Devemos, portanto, andar sobre as duas pernas: uma no chão do velho sistema e a outra no novo chão, dando ênfase a este último. O grande desafio é como processar a transição entre um sistema consumista que estressa a natureza e sacrifica as pessoas e um sistema de sustentação de toda vida em harmonia com a Mãe Terra, com respeito aos limites de cada ecossistema e com uma distribuição equitativa dos bens naturais e industriais que tivermos produzido. Trocando idéias em Cochabamba com o conhecido sociólogo belga François Houtart, um dos bons observadores das atuais transformações, convergimos nestes pontos para a transição do velho para o novo.

Nossos paises do Sul devem em primeiro lugar, lutar, ainda dentro do sistema vigente, por normas ecológicas e regulações que preservem o mais possível os bens e os serviços naturais ou trate sua utilização de forma socialmente responsável.

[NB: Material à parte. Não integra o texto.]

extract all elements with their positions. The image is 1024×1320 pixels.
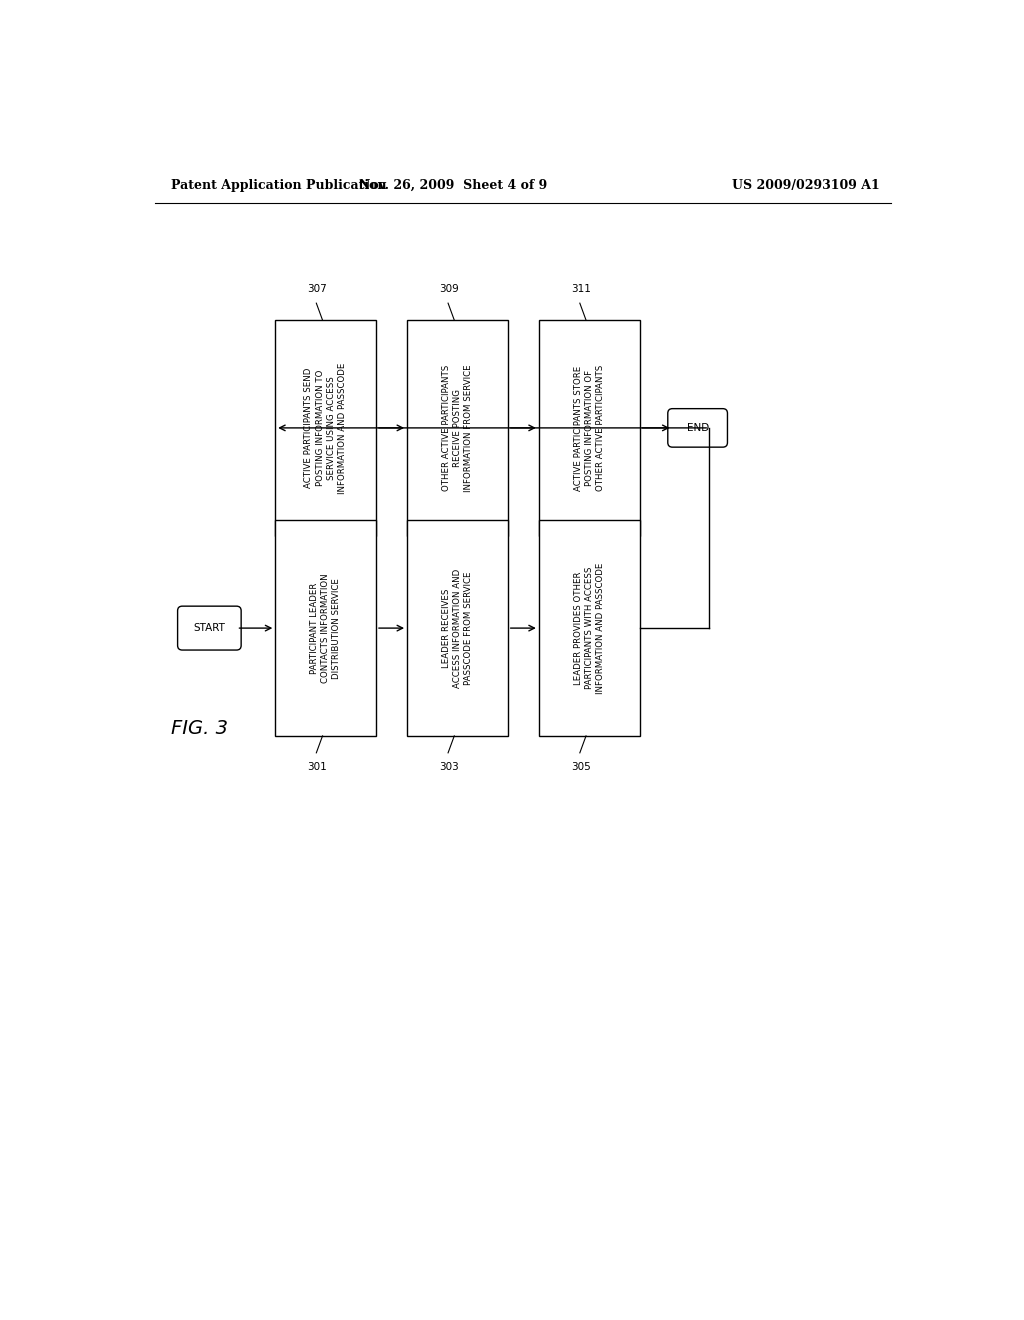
Text: US 2009/0293109 A1: US 2009/0293109 A1	[732, 178, 880, 191]
FancyBboxPatch shape	[177, 606, 241, 649]
Text: START: START	[194, 623, 225, 634]
Text: LEADER PROVIDES OTHER
PARTICIPANTS WITH ACCESS
INFORMATION AND PASSCODE: LEADER PROVIDES OTHER PARTICIPANTS WITH …	[573, 562, 605, 694]
Bar	[407, 520, 508, 737]
Bar	[539, 520, 640, 737]
Bar	[275, 520, 376, 737]
Text: ACTIVE PARTICIPANTS SEND
POSTING INFORMATION TO
SERVICE USING ACCESS
INFORMATION: ACTIVE PARTICIPANTS SEND POSTING INFORMA…	[304, 362, 347, 494]
Text: OTHER ACTIVE PARTICIPANTS
RECEIVE POSTING
INFORMATION FROM SERVICE: OTHER ACTIVE PARTICIPANTS RECEIVE POSTIN…	[441, 364, 473, 492]
Text: PARTICIPANT LEADER
CONTACTS INFORMATION
DISTRIBUTION SERVICE: PARTICIPANT LEADER CONTACTS INFORMATION …	[310, 573, 341, 682]
Text: END: END	[686, 422, 709, 433]
Text: 301: 301	[307, 762, 327, 772]
Text: Patent Application Publication: Patent Application Publication	[171, 178, 386, 191]
Text: 303: 303	[439, 762, 459, 772]
Text: 305: 305	[570, 762, 591, 772]
Text: 311: 311	[570, 284, 591, 294]
Bar	[539, 321, 640, 536]
Text: Nov. 26, 2009  Sheet 4 of 9: Nov. 26, 2009 Sheet 4 of 9	[359, 178, 548, 191]
FancyBboxPatch shape	[668, 409, 727, 447]
Text: 309: 309	[439, 284, 459, 294]
Bar	[275, 321, 376, 536]
Bar	[407, 321, 508, 536]
Text: ACTIVE PARTICIPANTS STORE
POSTING INFORMATION OF
OTHER ACTIVE PARTICIPANTS: ACTIVE PARTICIPANTS STORE POSTING INFORM…	[573, 364, 605, 491]
Text: FIG. 3: FIG. 3	[171, 718, 227, 738]
Text: 307: 307	[307, 284, 327, 294]
Text: LEADER RECEIVES
ACCESS INFORMATION AND
PASSCODE FROM SERVICE: LEADER RECEIVES ACCESS INFORMATION AND P…	[441, 569, 473, 688]
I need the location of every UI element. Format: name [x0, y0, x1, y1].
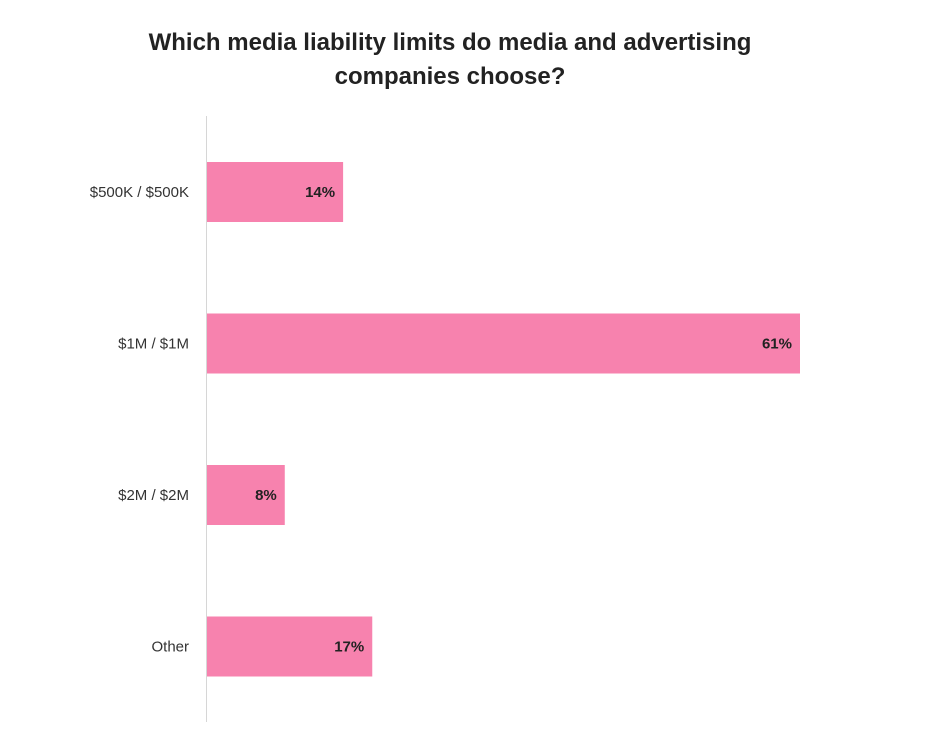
bar-0	[207, 162, 344, 222]
value-label-3: 17%	[334, 639, 364, 656]
bar-3	[207, 616, 373, 677]
value-label-0: 14%	[305, 184, 335, 201]
category-label-0: $500K / $500K	[90, 184, 189, 201]
bar-2	[207, 465, 285, 525]
value-label-1: 61%	[762, 336, 792, 353]
category-label-3: Other	[151, 639, 189, 656]
category-label-2: $2M / $2M	[118, 487, 189, 504]
bar-1	[207, 313, 800, 374]
chart-title: Which media liability limits do media an…	[148, 29, 752, 90]
value-label-2: 8%	[255, 487, 277, 504]
category-label-1: $1M / $1M	[118, 336, 189, 353]
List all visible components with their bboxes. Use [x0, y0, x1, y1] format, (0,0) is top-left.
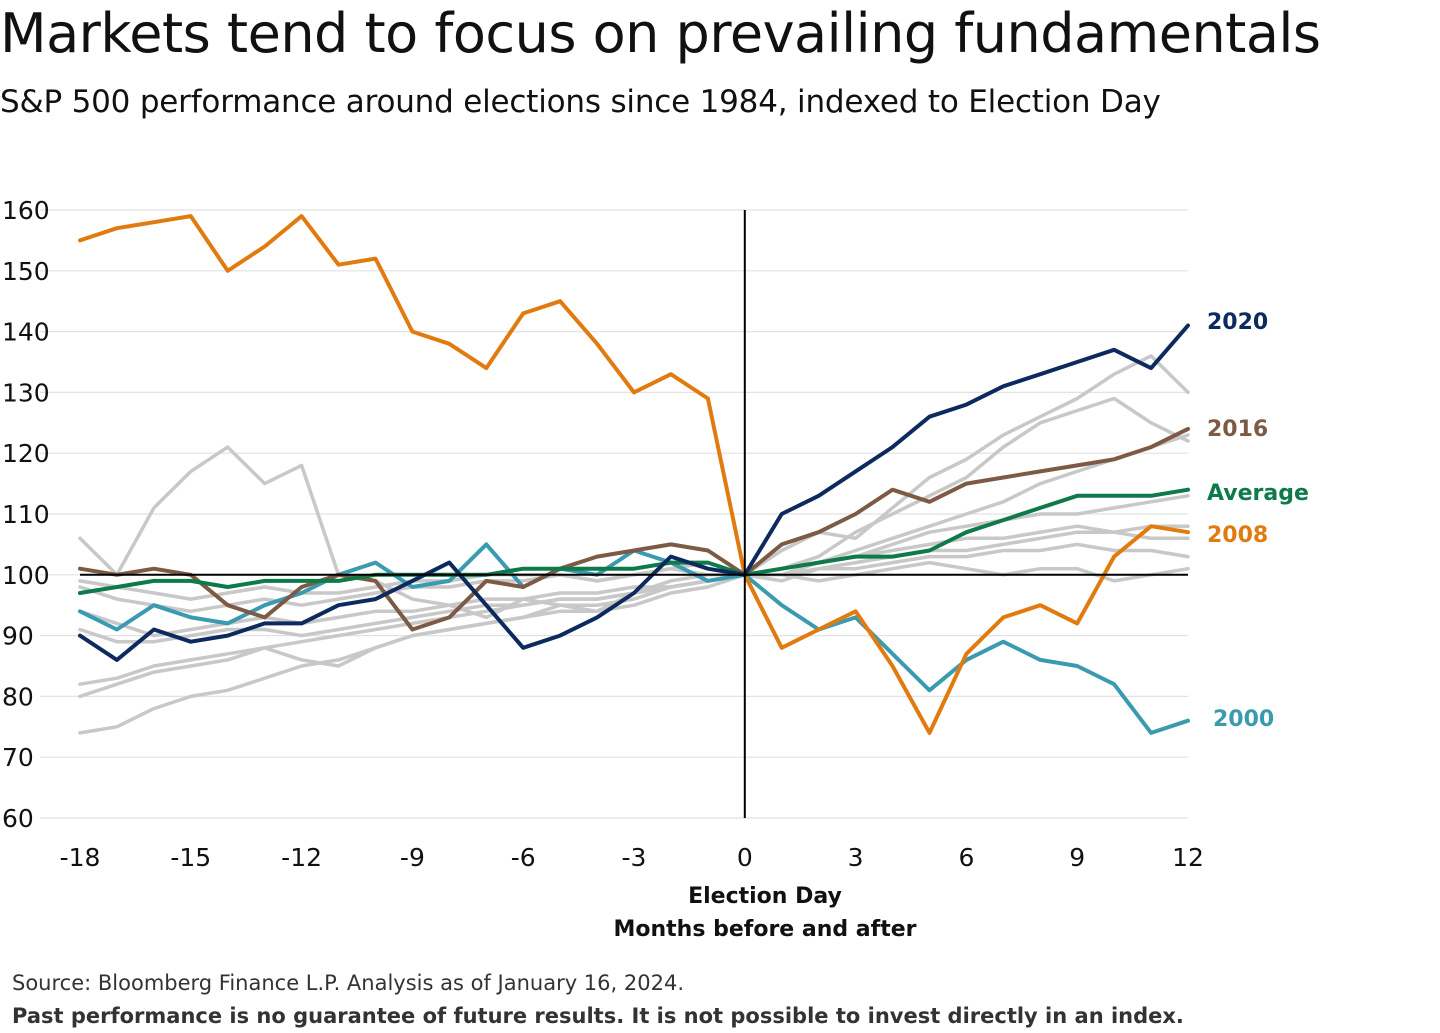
- y-tick-label: 70: [2, 743, 34, 772]
- x-tick-label: -12: [281, 843, 322, 872]
- chart-subtitle: S&P 500 performance around elections sin…: [0, 84, 1161, 120]
- x-axis-sublabel: Months before and after: [613, 917, 917, 942]
- series-line-average: [78, 487, 1190, 595]
- series-line-2016: [78, 426, 1190, 632]
- y-tick-label: 140: [2, 318, 50, 347]
- series-labels: 2000 2008 2016 Average 2020: [1207, 310, 1309, 732]
- series-line-other-b: [78, 396, 1190, 735]
- series-line-2008: [78, 214, 1190, 735]
- y-tick-label: 60: [2, 804, 34, 833]
- series-line-other-a: [78, 354, 1190, 620]
- x-axis-label: Election Day: [688, 884, 842, 909]
- y-tick-label: 110: [2, 500, 50, 529]
- x-axis-ticks: -18 -15 -12 -9 -6 -3 0 3 6 9 12: [60, 843, 1204, 872]
- y-tick-label: 150: [2, 257, 50, 286]
- x-tick-label: -18: [60, 843, 101, 872]
- series-lines: [78, 214, 1190, 735]
- disclaimer-note: Past performance is no guarantee of futu…: [12, 1004, 1184, 1028]
- reference-lines: [80, 210, 1188, 818]
- x-tick-label: 9: [1069, 843, 1085, 872]
- series-label-2000: 2000: [1213, 707, 1274, 732]
- y-tick-label: 120: [2, 439, 50, 468]
- y-tick-label: 160: [2, 196, 50, 225]
- x-tick-label: -3: [622, 843, 647, 872]
- series-label-average: Average: [1207, 481, 1309, 506]
- series-line-2020: [78, 323, 1190, 662]
- x-tick-label: 12: [1172, 843, 1204, 872]
- source-note: Source: Bloomberg Finance L.P. Analysis …: [12, 971, 684, 995]
- series-label-2008: 2008: [1207, 523, 1268, 548]
- x-tick-label: -9: [400, 843, 425, 872]
- x-tick-label: -6: [511, 843, 536, 872]
- y-tick-label: 80: [2, 682, 34, 711]
- y-tick-label: 130: [2, 378, 50, 407]
- y-axis-ticks: 60 70 80 90 100 110 120 130 140 150 160: [2, 196, 50, 833]
- x-tick-label: 0: [737, 843, 753, 872]
- series-label-2020: 2020: [1207, 310, 1268, 335]
- x-tick-label: 3: [848, 843, 864, 872]
- x-tick-label: 6: [958, 843, 974, 872]
- series-label-2016: 2016: [1207, 417, 1268, 442]
- x-tick-label: -15: [170, 843, 211, 872]
- y-tick-label: 90: [2, 622, 34, 651]
- y-tick-label: 100: [2, 561, 50, 590]
- chart-title: Markets tend to focus on prevailing fund…: [0, 2, 1321, 65]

Em segundo lugar, que os paises do grande Sul, especialmente o Brasil, não sejam reduzidos a meros exportadores de matérias primas, mas que incorporem tecnologias que dêem valor agregado a seus produtos, criem inovações tecnologias e orientem a economia para o mercado interno.

Em terceiro lugar, que exijam dos paises importadores que poluam o menos possível e que contribuam financeiramente para a preservação e regeneração ecológica dos bens naturais que importam.

Em quarto lugar, que cobrem uma legislação ambiental internacional mais rigorosa para aqueles que menos respeitam os preceitos de uma produção ecologicamente sustentável, socialmente justa, aqueles que relaxam na adaptação e na mitigação dos efeitos do aquecimento global e que introduzem medidas protecionistas em suas economias.

O mais importante de tudo, no entanto, é formar uma coalizão de forças a partir de governos, instituições, igrejas, centros de pesquisa e pensamento, movimentos sociais, ONGs e todo tipo de pessoas ao redor de valores e princípios coletivamente partilhados, bem expressos na Carta da Terra, na Declaração dos Direitos da Mãe Terra ou na Declaração Universal do Bem Comum da Terra e da Humanidade (texto básico do incipiente projeto da reinvenção da ONU) e no Bem Viver das culturas originárias das Américas.

Destes valores e principios se espera a criação de instituições globais e, quem sabe, se organize a governança planetária que tenha como propósito preservar a integridade e vitalidade da Mãe Terra, garantir as condições do sistema-vida, erradicar a fome, as doenças letais e forjar as condições para uma paz duradoura entre os povos e com a Mãe Terra.